07:40 – More people are leaving Russia
According to the Russian statistical authority, 419,000 people left Russia in the first half of the year. That is more than twice as many as in the same period last year, as reported by the RBC news agency. This is the first time in recent Russian history that more people have emigrated than immigrated (322,000 people).
5:43 a.m .: Gazprom transfers responsibility for Nord Stream 1 to Siemens Energy
The Russian gas pipeline Nord Stream 1 will only resume deliveries to Germany after Siemens Energy has repaired the faulty plant, according to Gazprom’s deputy chairman of the board. “You should ask Siemens, they have to repair the system first,” said the deputy head of the Russian state-owned company, Vitaly Markelov, when asked on the fringes of the Eastern Economic Forum in Vladivostok when the pipeline would be able to pump gas again.
5:08 a.m.: Report on the situation at the Zaporizhia nuclear power plant
After another emergency shutdown of the Zaporizhia nuclear power plant in Ukraine, which was occupied by Russian forces, the situation there remains extremely tense.

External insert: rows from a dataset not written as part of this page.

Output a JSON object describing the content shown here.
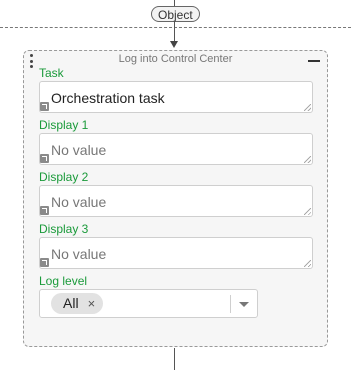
{
  "connector": {
    "object_label": "Object"
  },
  "card": {
    "title": "Log into Control Center"
  },
  "fields": [
    {
      "label": "Task",
      "value": "Orchestration task",
      "is_placeholder": false
    },
    {
      "label": "Display 1",
      "value": "No value",
      "is_placeholder": true
    },
    {
      "label": "Display 2",
      "value": "No value",
      "is_placeholder": true
    },
    {
      "label": "Display 3",
      "value": "No value",
      "is_placeholder": true
    }
  ],
  "log_level": {
    "label": "Log level",
    "selected": "All",
    "remove_glyph": "×"
  },
  "colors": {
    "label_green": "#1a9a3a",
    "card_background": "#f6f6f6"
  },
  "icons": [
    "drag-handle-icon",
    "collapse-icon",
    "expression-icon",
    "resize-grip-icon",
    "chevron-down-icon",
    "remove-icon"
  ]
}
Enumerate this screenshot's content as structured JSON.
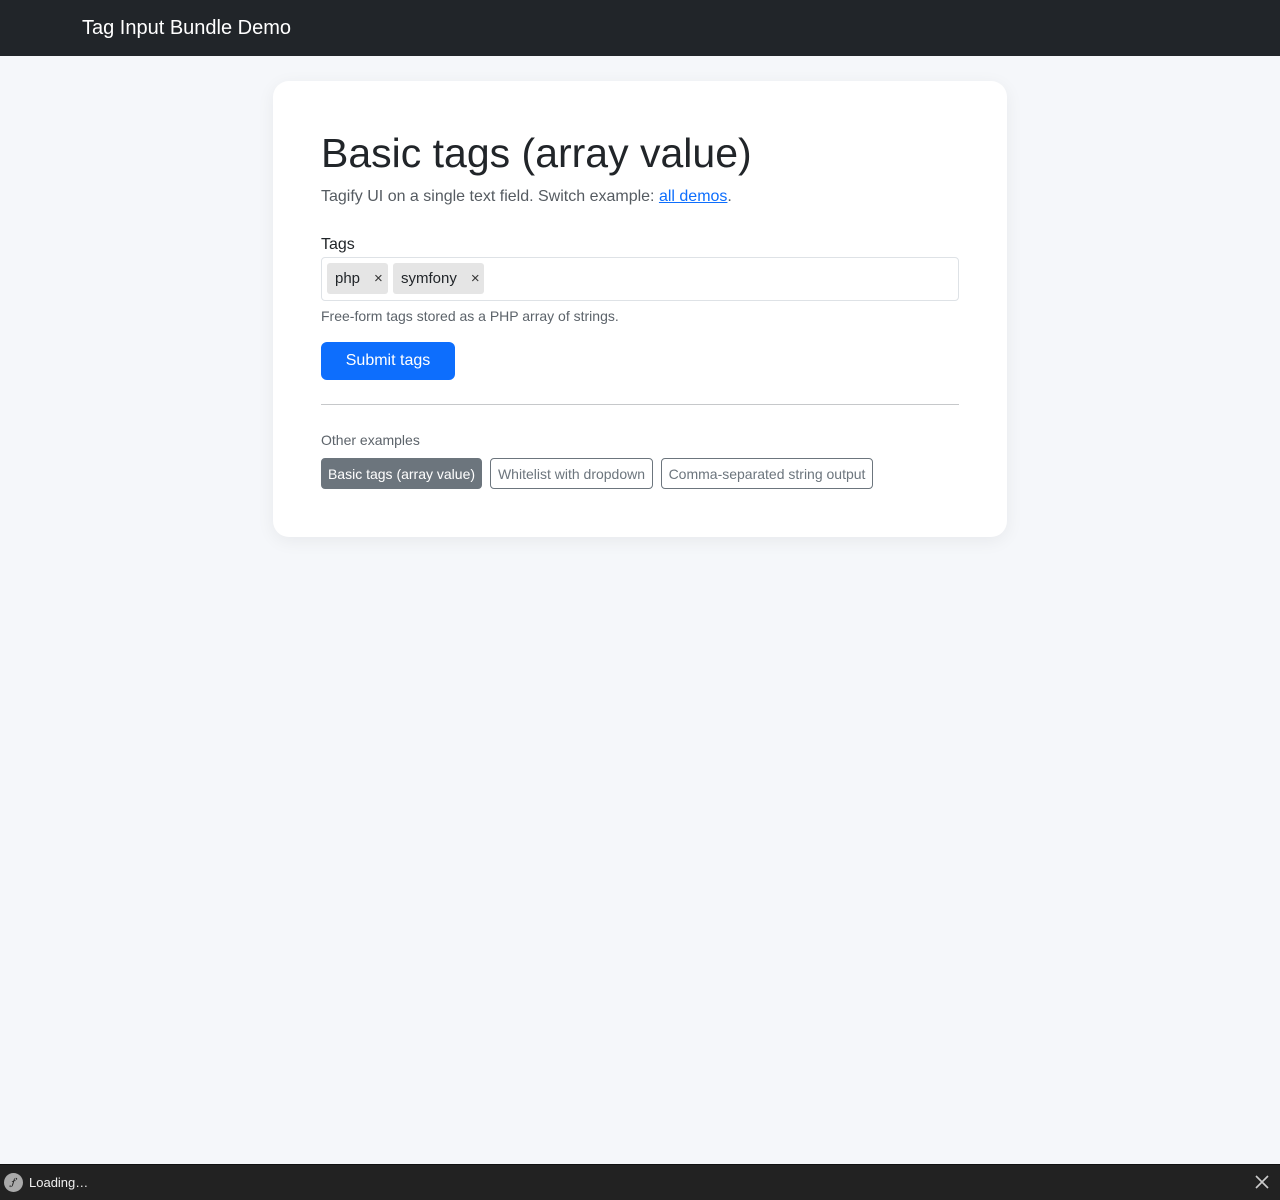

Ukrainian President Volodymyr Zelenskyy accused Moscow that Europe’s largest nuclear power plant was “just one step away from a nuclear catastrophe” for the second time because of Russian provocations. The International Atomic Energy Agency (IAEA) plans to report on Tuesday on the results of its fact-finding mission to Zaporizhia.
Tuesday marks the 195th day of Ukraine’s defense against the Russian invasion. One of Ukraine’s most vocal supporters, British Prime Minister Boris Johnson, will hand over office to Liz Truss – the new leader of the Conservative Party.